At Citi, NLP is also being used to interrogate internal and external databases to automatically respond to queries related to a payment confirmation. Electronic inquiries about such requests are interpreted and payment statuses are retrieved from Citi’s systems or SWIFT’s Global Payments Initiative (GPI) tracker. The process now takes mere seconds, compared to days when the confirmation was reliant on manual touchpoints and messaging across the bank network. Citi continues to work with SWIFT and industry partners to further develop digital capabilities for inquiry management including gpi Case Resolution (gCase) which will establish a community inquiry tool amongst correspondent banks.

Getting in front of client needs

New technologies and automation are reshaping the client-service landscape in seemingly endless ways, promising to continuously reduce friction, delays, and costs. Even in a world where technology is king and digital tools offer smart ways of getting fast and accurate answers with minimal effort, there will always be a need for personal interactions. As the needs of institutional clients evolve and bank services and products change, so too will the service delivery models of banks.

Take the role of service representatives, for example. Looking ahead, rather than simply fielding and responding to client queries, they will be expected to play a more active role in anticipating and identifying the needs of clients. If, for instance, a representative notices that a client is calling at the beginning of every month for a specific report the client could actually download on their own, he or she could guide them on how to get it. As another example, if a representative is aware that there will be system maintenance during a time that a client typically performs a specific task, such as reconciling accounts, he or she could get ahead of what could be a frustrating experience for the client and advise them to plan accordingly.

In addition, service representatives will also be more involved in identifying tools and services that empower clients to get what they want, when they want it. More of their time will be spent guiding treasury staff to make the most of new digital tools and technologies at their disposal. In essence, client service teams will shoulder more responsibility for helping clients become more productive and more efficient.

The path forward

What does all this mean for institutional banking clients? Their demands for quick, easy, and accurate client service are being met with new innovations and service delivery models that are changing the face of client service.

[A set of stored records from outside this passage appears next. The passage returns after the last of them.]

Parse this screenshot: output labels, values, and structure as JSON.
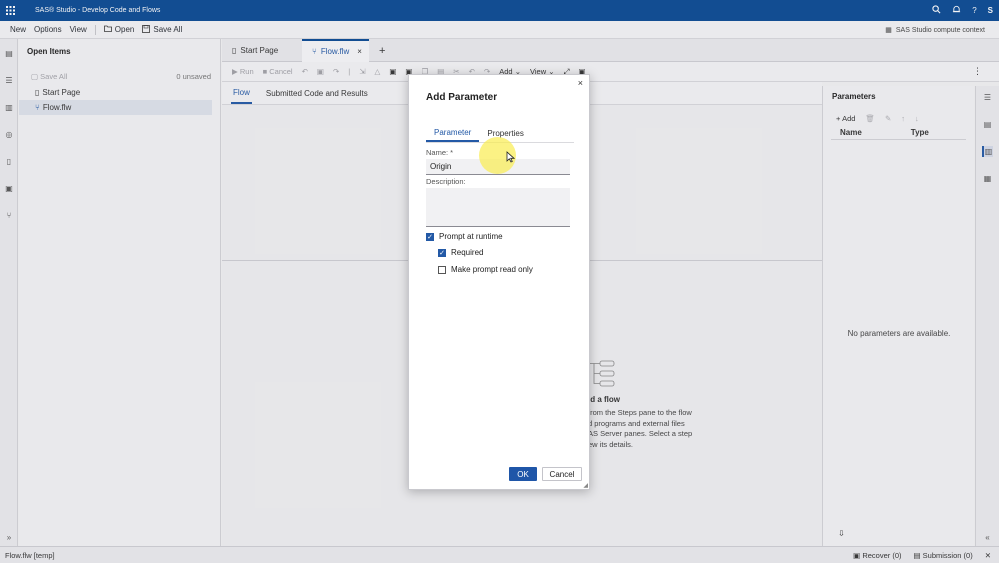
{
  "titlebar": {
    "title": "SAS® Studio - Develop Code and Flows",
    "avatar": "S"
  },
  "menubar": {
    "items": [
      "New",
      "Options",
      "View",
      "Open",
      "Save All"
    ],
    "context": "SAS Studio compute context"
  },
  "open_items": {
    "header": "Open Items",
    "save_all": "Save All",
    "unsaved": "0 unsaved",
    "items": [
      "Start Page",
      "Flow.flw"
    ]
  },
  "tabs": [
    "Start Page",
    "Flow.flw"
  ],
  "toolbar": {
    "run": "Run",
    "cancel": "Cancel",
    "add": "Add",
    "view": "View"
  },
  "subtabs": [
    "Flow",
    "Submitted Code and Results"
  ],
  "canvas": {
    "empty_title": "ld a flow",
    "empty_desc": "from the Steps pane to the flow\nd programs and external files\nAS Server panes. Select a step\new its details."
  },
  "parameters_pane": {
    "title": "Parameters",
    "add": "Add",
    "col_name": "Name",
    "col_type": "Type",
    "empty": "No parameters are available."
  },
  "dialog": {
    "title": "Add Parameter",
    "tabs": [
      "Parameter",
      "Properties"
    ],
    "name_label": "Name: *",
    "name_value": "Origin",
    "description_label": "Description:",
    "prompt_runtime": "Prompt at runtime",
    "prompt_runtime_checked": true,
    "required": "Required",
    "required_checked": true,
    "read_only": "Make prompt read only",
    "read_only_checked": false,
    "ok": "OK",
    "cancel": "Cancel"
  },
  "statusbar": {
    "file": "Flow.flw [temp]",
    "recover": "Recover (0)",
    "submission": "Submission (0)"
  },
  "colors": {
    "brand": "#0a4a94",
    "accent": "#2359a6"
  }
}
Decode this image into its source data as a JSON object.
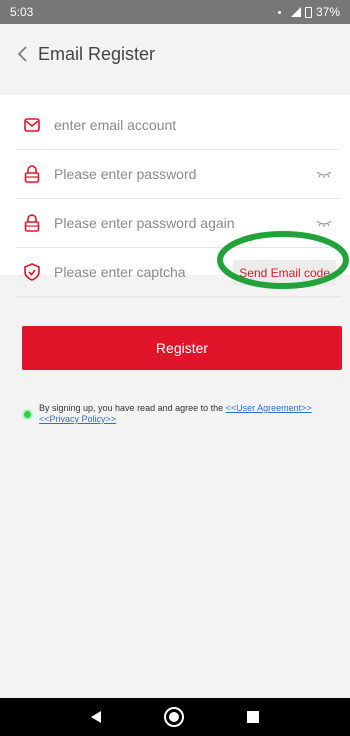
{
  "status": {
    "time": "5:03",
    "battery": "37%"
  },
  "header": {
    "title": "Email Register",
    "back_icon": "chevron-left-icon"
  },
  "form": {
    "email_placeholder": "enter email account",
    "password_placeholder": "Please enter password",
    "password_again_placeholder": "Please enter password again",
    "captcha_placeholder": "Please enter captcha",
    "send_code_label": "Send Email code"
  },
  "register_label": "Register",
  "agreement": {
    "text": "By signing up, you have read and agree to the ",
    "user_agreement_link": "<<User Agreement>>",
    "privacy_link": "<<Privacy Policy>>"
  },
  "colors": {
    "accent": "#e0152a",
    "status_bar": "#777777",
    "highlight": "#1fa33a"
  }
}
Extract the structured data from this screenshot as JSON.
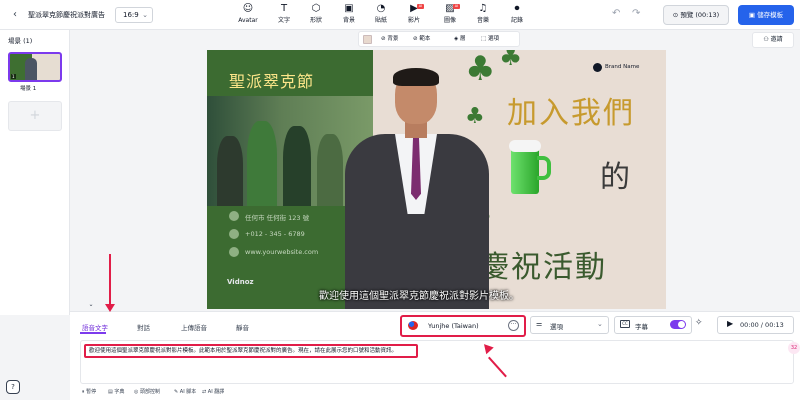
{
  "topbar": {
    "project_title": "聖派翠克節慶祝派對廣告",
    "aspect_ratio": "16:9",
    "tools": [
      {
        "id": "avatar",
        "label": "Avatar",
        "icon": "avatar-icon",
        "glyph": "☺",
        "badge": ""
      },
      {
        "id": "text",
        "label": "文字",
        "icon": "text-icon",
        "glyph": "T",
        "badge": ""
      },
      {
        "id": "shape",
        "label": "形狀",
        "icon": "shape-icon",
        "glyph": "⬡",
        "badge": ""
      },
      {
        "id": "background",
        "label": "背景",
        "icon": "background-icon",
        "glyph": "▣",
        "badge": ""
      },
      {
        "id": "sticker",
        "label": "貼紙",
        "icon": "sticker-icon",
        "glyph": "◔",
        "badge": ""
      },
      {
        "id": "video",
        "label": "影片",
        "icon": "video-icon",
        "glyph": "▶",
        "badge": "AI"
      },
      {
        "id": "image",
        "label": "圖像",
        "icon": "image-icon",
        "glyph": "▨",
        "badge": "AI"
      },
      {
        "id": "music",
        "label": "音樂",
        "icon": "music-icon",
        "glyph": "♫",
        "badge": ""
      },
      {
        "id": "record",
        "label": "記錄",
        "icon": "record-icon",
        "glyph": "⏺",
        "badge": ""
      }
    ],
    "preview_label": "預覽 (00:13)",
    "save_label": "儲存模板"
  },
  "scenes": {
    "header": "場景 (1)",
    "thumb_number": "1",
    "scene_label": "場景 1",
    "add_glyph": "+"
  },
  "canvas_toolbar": {
    "background": "背景",
    "template": "範本",
    "layer": "層",
    "select": "選項"
  },
  "invite_label": "邀請",
  "canvas": {
    "title": "聖派翠克節",
    "address": "任何市 任何街 123 號",
    "phone": "+012 - 345 - 6789",
    "website": "www.yourwebsite.com",
    "watermark": "Vidnoz",
    "brand": "Brand Name",
    "headline_1": "加入我們",
    "headline_2": "的",
    "headline_3": "慶祝活動",
    "subtitle": "歡迎使用這個聖派翠克節慶祝派對影片模板。"
  },
  "bottom": {
    "tabs": [
      "語音文字",
      "對話",
      "上傳語音",
      "靜音"
    ],
    "voice_name": "Yunjhe (Taiwan)",
    "options_label": "選項",
    "subtitle_label": "字幕",
    "subtitle_icon_text": "CC",
    "play_time": "00:00 / 00:13",
    "script_text": "歡迎使用這個聖派翠克節慶祝派對影片模板。此範本用於聖派翠克節慶祝派對的廣告。現在，請在此展示您的口號和活動資訊。",
    "chips": [
      {
        "label": "暫停",
        "glyph": "⏸"
      },
      {
        "label": "字典",
        "glyph": "▤"
      },
      {
        "label": "頭部控制",
        "glyph": "◎"
      },
      {
        "label": "AI 腳本",
        "glyph": "✎"
      },
      {
        "label": "AI 翻譯",
        "glyph": "⇄"
      }
    ],
    "side_badge": "32"
  },
  "colors": {
    "accent": "#7c3aed",
    "primary_button": "#2563eb",
    "annotation": "#e11d48",
    "canvas_green": "#3c6b31",
    "canvas_cream": "#e8ddd4"
  }
}
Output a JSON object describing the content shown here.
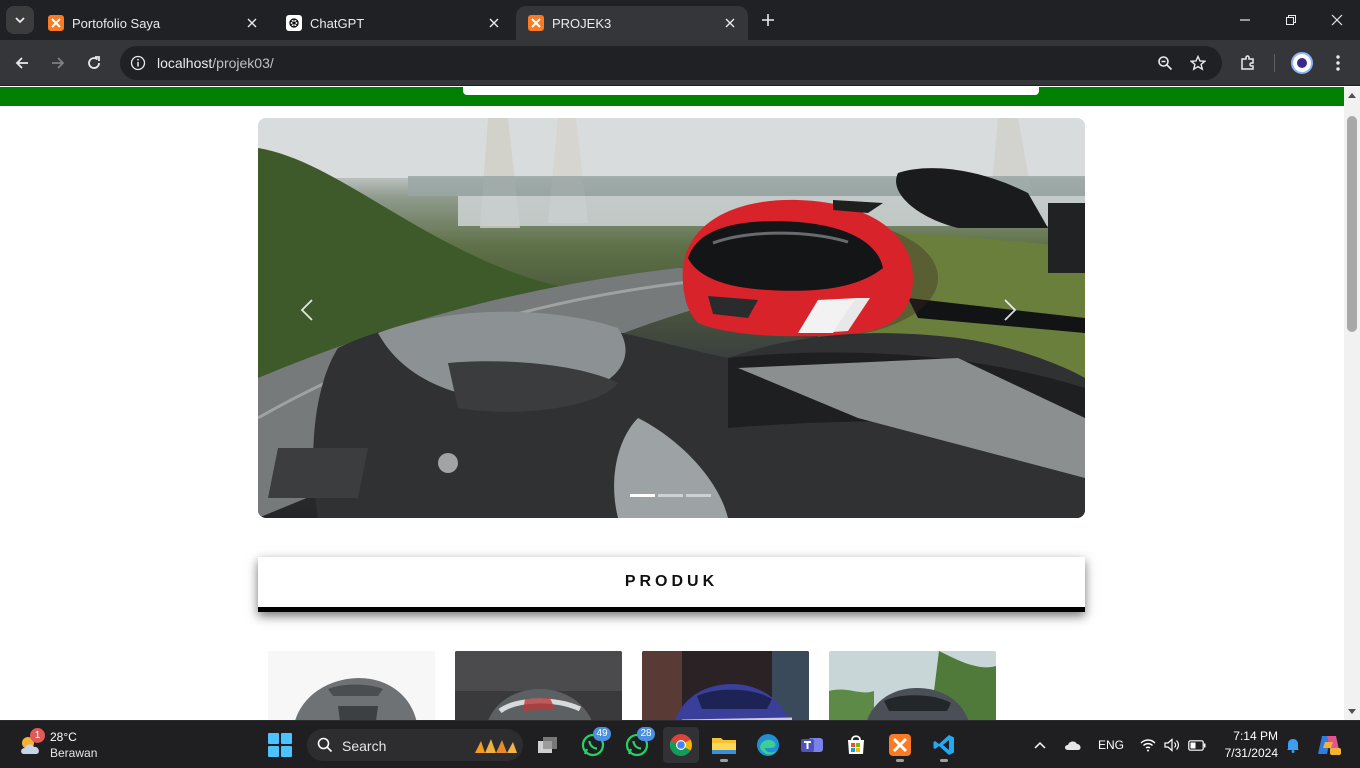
{
  "browser": {
    "tabs": [
      {
        "title": "Portofolio Saya",
        "favicon": "xampp-icon",
        "active": false
      },
      {
        "title": "ChatGPT",
        "favicon": "chatgpt-icon",
        "active": false
      },
      {
        "title": "PROJEK3",
        "favicon": "xampp-icon",
        "active": true
      }
    ],
    "url_host": "localhost",
    "url_path": "/projek03/"
  },
  "page": {
    "nav_color": "#008000",
    "carousel": {
      "slide_count": 3,
      "active_slide": 1,
      "prev_label": "Previous",
      "next_label": "Next"
    },
    "section_title": "PRODUK",
    "product_cards": [
      {
        "name": "helmet-gray"
      },
      {
        "name": "helmet-chrome"
      },
      {
        "name": "helmet-blue"
      },
      {
        "name": "helmet-dark"
      }
    ]
  },
  "taskbar": {
    "weather": {
      "temp": "28°C",
      "condition": "Berawan",
      "badge": "1"
    },
    "search_placeholder": "Search",
    "whatsapp_badge_1": "49",
    "whatsapp_badge_2": "28",
    "language": "ENG",
    "time": "7:14 PM",
    "date": "7/31/2024"
  },
  "colors": {
    "chrome_dark": "#202124",
    "chrome_tab": "#35363a",
    "accent_green": "#008000",
    "windows_blue": "#4cc2ff"
  }
}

Tomorrow’s digital tools are providing smart ways of getting quick answers to service queries with minimal effort. At the same time, the roles of service representatives who are on the frontline with clients are also being redefined. With an eye towards using innovation, insights, and interactions, these efforts aim to not only meet client needs, but exceed them. Banks realize that to maintain a competitive advantage they must remain a step ahead of their clients, identifying the next-best banking solution with service that is smarter, better, and faster.